Article: The Story Behind Our Famous Luggage Tags
The Story Behind Our Famous Luggage Tags
Boarding Pass is known for our famous luggage tags. Stamped by hand, there is something amazing about seeing your name on something so permanent.
I spotted them after a friend sent me one. I asked for one right away. The moment it showed up in my mailbox, I was amazed. It was my name. Hand stamped. Something very permanent. And of course, your name is the most important word in the English language. It was very...personal.
We released the product, and started to sell a few at a time. We got a little bit of press from smaller websites and blogs — and we were having difficulty keeping up with the demand.
Then, in 2012, an editor from GQ Magazine called. His name was Mark Byrne. He said he really liked the tags, and asked for one that he could put in the magazine's December issue. Amazing, because I'd been reading GQ since I was in high school.
The magazine dropped first in Europe for some reason — we got a call just before Thanksgiving from someone who saw us in GQ and sent us a high-rez shot of magazine, about one week before it hit the stands in the U.S.
That holiday, we sold around 2,000 pairs. I was up for four days straight trying to manage, and I lost 14 pounds from lack of eating and lack of sleep.
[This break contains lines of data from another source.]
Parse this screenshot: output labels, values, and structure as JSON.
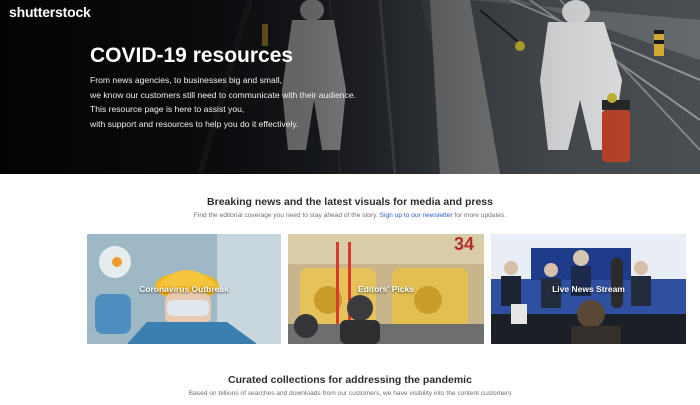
{
  "brand": {
    "logo": "shutterstock"
  },
  "hero": {
    "title": "COVID-19 resources",
    "lines": [
      "From news agencies, to businesses big and small,",
      "we know our customers still need to communicate with their audience.",
      "This resource page is here to assist you,",
      "with support and resources to help you do it effectively."
    ]
  },
  "breaking": {
    "title": "Breaking news and the latest visuals for media and press",
    "subtitle_pre": "Find the editorial coverage you need to stay ahead of the story.",
    "subtitle_link": "Sign up to our newsletter",
    "subtitle_post": "for more updates.",
    "cards": [
      {
        "label": "Coronavirus Outbreak"
      },
      {
        "label": "Editors' Picks",
        "sign_number": "34"
      },
      {
        "label": "Live News Stream"
      }
    ]
  },
  "curated": {
    "title": "Curated collections for addressing the pandemic",
    "subtitle": "Based on billions of searches and downloads from our customers, we have visibility into the content customers"
  },
  "colors": {
    "link": "#2d5bd6",
    "accent_orange": "#f2a23a"
  }
}
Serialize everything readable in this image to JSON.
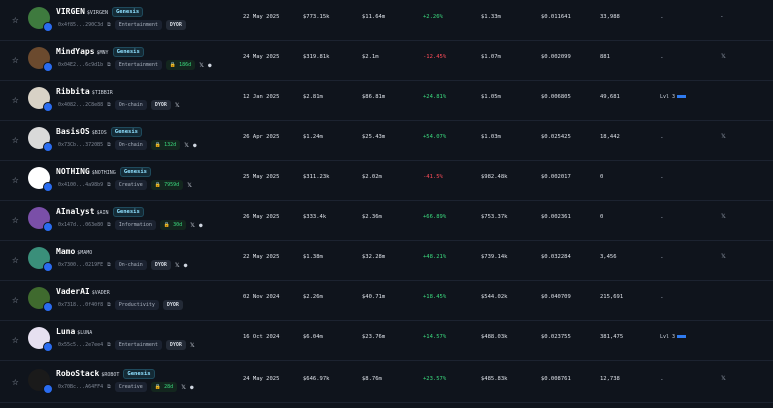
{
  "rows": [
    {
      "name": "VIRGEN",
      "ticker": "$VIRGEN",
      "genesis": "Genesis",
      "address": "0x4f85...290C3d",
      "tags": [
        "Entertainment"
      ],
      "dyor": "DYOR",
      "green_tag": "",
      "socials": [],
      "date": "22 May 2025",
      "mcap": "$773.15k",
      "vol": "$11.64m",
      "change": "+2.26%",
      "change_dir": "pos",
      "liq": "$1.33m",
      "price": "$0.011641",
      "holders": "33,988",
      "level": "-",
      "extra": "-",
      "x_link": "",
      "avatar_color": "#3e7a3e"
    },
    {
      "name": "MindYaps",
      "ticker": "$MNY",
      "genesis": "Genesis",
      "address": "0x04E2...6c9d1b",
      "tags": [
        "Entertainment"
      ],
      "dyor": "",
      "green_tag": "186d",
      "socials": [
        "X",
        "globe"
      ],
      "date": "24 May 2025",
      "mcap": "$319.81k",
      "vol": "$2.1m",
      "change": "-12.45%",
      "change_dir": "neg",
      "liq": "$1.07m",
      "price": "$0.002099",
      "holders": "881",
      "level": "-",
      "extra": "",
      "x_link": "X",
      "avatar_color": "#6b4a2e"
    },
    {
      "name": "Ribbita",
      "ticker": "$TIBBIR",
      "genesis": "",
      "address": "0x4082...2C8e88",
      "tags": [
        "On-chain"
      ],
      "dyor": "DYOR",
      "green_tag": "",
      "socials": [
        "X"
      ],
      "date": "12 Jan 2025",
      "mcap": "$2.81m",
      "vol": "$86.81m",
      "change": "+24.81%",
      "change_dir": "pos",
      "liq": "$1.05m",
      "price": "$0.006805",
      "holders": "49,681",
      "level": "Lvl 3",
      "extra": "",
      "x_link": "",
      "avatar_color": "#d8d2c6"
    },
    {
      "name": "BasisOS",
      "ticker": "$BIOS",
      "genesis": "Genesis",
      "address": "0x73Cb...3720B5",
      "tags": [
        "On-chain"
      ],
      "dyor": "",
      "green_tag": "132d",
      "socials": [
        "X",
        "globe"
      ],
      "date": "26 Apr 2025",
      "mcap": "$1.24m",
      "vol": "$25.43m",
      "change": "+54.07%",
      "change_dir": "pos",
      "liq": "$1.03m",
      "price": "$0.025425",
      "holders": "18,442",
      "level": "-",
      "extra": "",
      "x_link": "X",
      "avatar_color": "#d9d9d9"
    },
    {
      "name": "NOTHING",
      "ticker": "$NOTHING",
      "genesis": "Genesis",
      "address": "0x4100...4a98b9",
      "tags": [
        "Creative"
      ],
      "dyor": "",
      "green_tag": "7959d",
      "socials": [
        "X"
      ],
      "date": "25 May 2025",
      "mcap": "$311.23k",
      "vol": "$2.02m",
      "change": "-41.5%",
      "change_dir": "neg",
      "liq": "$982.48k",
      "price": "$0.002017",
      "holders": "0",
      "level": "-",
      "extra": "",
      "x_link": "",
      "avatar_color": "#ffffff"
    },
    {
      "name": "AInalyst",
      "ticker": "$AIN",
      "genesis": "Genesis",
      "address": "0x147d...063e80",
      "tags": [
        "Information"
      ],
      "dyor": "",
      "green_tag": "30d",
      "socials": [
        "X",
        "globe"
      ],
      "date": "26 May 2025",
      "mcap": "$333.4k",
      "vol": "$2.36m",
      "change": "+66.89%",
      "change_dir": "pos",
      "liq": "$753.37k",
      "price": "$0.002361",
      "holders": "0",
      "level": "-",
      "extra": "",
      "x_link": "X",
      "avatar_color": "#7a4fa8"
    },
    {
      "name": "Mamo",
      "ticker": "$MAMO",
      "genesis": "",
      "address": "0x7300...0219FE",
      "tags": [
        "On-chain"
      ],
      "dyor": "DYOR",
      "green_tag": "",
      "socials": [
        "X",
        "globe"
      ],
      "date": "22 May 2025",
      "mcap": "$1.38m",
      "vol": "$32.28m",
      "change": "+48.21%",
      "change_dir": "pos",
      "liq": "$739.14k",
      "price": "$0.032284",
      "holders": "3,456",
      "level": "-",
      "extra": "",
      "x_link": "X",
      "avatar_color": "#3a8f7a"
    },
    {
      "name": "VaderAI",
      "ticker": "$VADER",
      "genesis": "",
      "address": "0x7318...0f40f8",
      "tags": [
        "Productivity"
      ],
      "dyor": "DYOR",
      "green_tag": "",
      "socials": [],
      "date": "02 Nov 2024",
      "mcap": "$2.26m",
      "vol": "$40.71m",
      "change": "+18.45%",
      "change_dir": "pos",
      "liq": "$544.02k",
      "price": "$0.040709",
      "holders": "215,691",
      "level": "-",
      "extra": "",
      "x_link": "",
      "avatar_color": "#3f6a2e"
    },
    {
      "name": "Luna",
      "ticker": "$LUNA",
      "genesis": "",
      "address": "0x55c5...2e7ee4",
      "tags": [
        "Entertainment"
      ],
      "dyor": "DYOR",
      "green_tag": "",
      "socials": [
        "X"
      ],
      "date": "16 Oct 2024",
      "mcap": "$6.04m",
      "vol": "$23.76m",
      "change": "+14.57%",
      "change_dir": "pos",
      "liq": "$488.03k",
      "price": "$0.023755",
      "holders": "381,475",
      "level": "Lvl 3",
      "extra": "",
      "x_link": "",
      "avatar_color": "#e6e0f0"
    },
    {
      "name": "RoboStack",
      "ticker": "$ROBOT",
      "genesis": "Genesis",
      "address": "0x70Bc...A64FF4",
      "tags": [
        "Creative"
      ],
      "dyor": "",
      "green_tag": "28d",
      "socials": [
        "X",
        "globe"
      ],
      "date": "24 May 2025",
      "mcap": "$646.97k",
      "vol": "$8.76m",
      "change": "+23.57%",
      "change_dir": "pos",
      "liq": "$485.83k",
      "price": "$0.008761",
      "holders": "12,738",
      "level": "-",
      "extra": "",
      "x_link": "X",
      "avatar_color": "#1a1a1a"
    }
  ]
}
But then, a funny thing happened. That same holiday, The New York Times and then Vanity Fair and New York Magazine wrote about them. All in the space of a few weeks. We brought in a team to try and teach them quickly, but ultimately it was a lesson in demand management. And, we failed. We now have a very strict cap on our production around the holiday period. When they are sold out, they are sold out. And, they sell out usually by around December 2.
Today, and since the very beginning, we use vegetable tanned leather from Wickett & Craig, one of the oldest operating tanneries in the U.S. The leather comes to us large sheets, which we then cut up into smaller, luggage tag sized pieces. We use an 16-ton press to cut the leather with a very, very sharp cutting die. Two at a time (it used to be one at a time but we got wiser). They are debossed with tools, by hand, and hand painted. They are impossible to replicate. It is just literally impossible to match the consistency by which our makers craft this product.
These days, our famous luggage tags are still hand-crafted, meticulously, one by one, and adorn luggage around the world—to the extent people are still traveling!